Impact of Video Compression on the Performance of Object Detection Systems for Surveillance Applications
This addresses the trade-off between storage/bandwidth and detection accuracy for surveillance systems, but it is incremental as it applies an existing method to new data.
The study investigated how H.264 video compression affects YOLOv5 object detection performance in surveillance videos, finding that moderate compression (CRF 37 vs. 22) reduces file sizes without harming detection, but higher compression degrades it, especially in complex scenes, and retraining on compressed data improves F1 scores by up to 1% for highly compressed footage.

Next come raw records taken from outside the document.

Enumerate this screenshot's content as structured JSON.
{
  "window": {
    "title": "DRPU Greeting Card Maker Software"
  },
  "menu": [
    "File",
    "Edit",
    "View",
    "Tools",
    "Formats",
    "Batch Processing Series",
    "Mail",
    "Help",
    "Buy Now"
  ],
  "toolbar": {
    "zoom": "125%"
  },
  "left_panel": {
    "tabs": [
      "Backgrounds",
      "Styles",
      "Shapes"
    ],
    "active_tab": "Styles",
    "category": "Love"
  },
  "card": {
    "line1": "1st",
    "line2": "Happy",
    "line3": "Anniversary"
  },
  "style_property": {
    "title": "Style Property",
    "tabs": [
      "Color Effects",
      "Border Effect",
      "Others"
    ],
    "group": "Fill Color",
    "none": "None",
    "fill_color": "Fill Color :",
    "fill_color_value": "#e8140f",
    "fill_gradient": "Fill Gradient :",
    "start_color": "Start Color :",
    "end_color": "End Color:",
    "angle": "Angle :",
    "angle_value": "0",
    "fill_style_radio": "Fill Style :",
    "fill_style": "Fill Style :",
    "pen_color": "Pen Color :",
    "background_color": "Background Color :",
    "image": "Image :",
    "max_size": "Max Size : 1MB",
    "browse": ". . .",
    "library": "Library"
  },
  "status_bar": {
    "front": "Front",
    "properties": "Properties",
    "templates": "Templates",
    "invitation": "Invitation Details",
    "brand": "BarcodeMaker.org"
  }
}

This study examines the relationship between H.264 video compression and the performance of an object detection network (YOLOv5). We curated a set of 50 surveillance videos and annotated targets of interest (people, bikes, and vehicles). Videos were encoded at 5 quality levels using Constant Rate Factor (CRF) values in the set {22,32,37,42,47}. YOLOv5 was applied to compressed videos and detection performance was analyzed at each CRF level. Test results indicate that the detection performance is generally robust to moderate levels of compression; using a CRF value of 37 instead of 22 leads to significantly reduced bitrates/file sizes without adversely affecting detection performance. However, detection performance degrades appreciably at higher compression levels, especially in complex scenes with poor lighting and fast-moving targets. Finally, retraining YOLOv5 on compressed imagery gives up to a 1% improvement in F1 score when applied to highly compressed footage.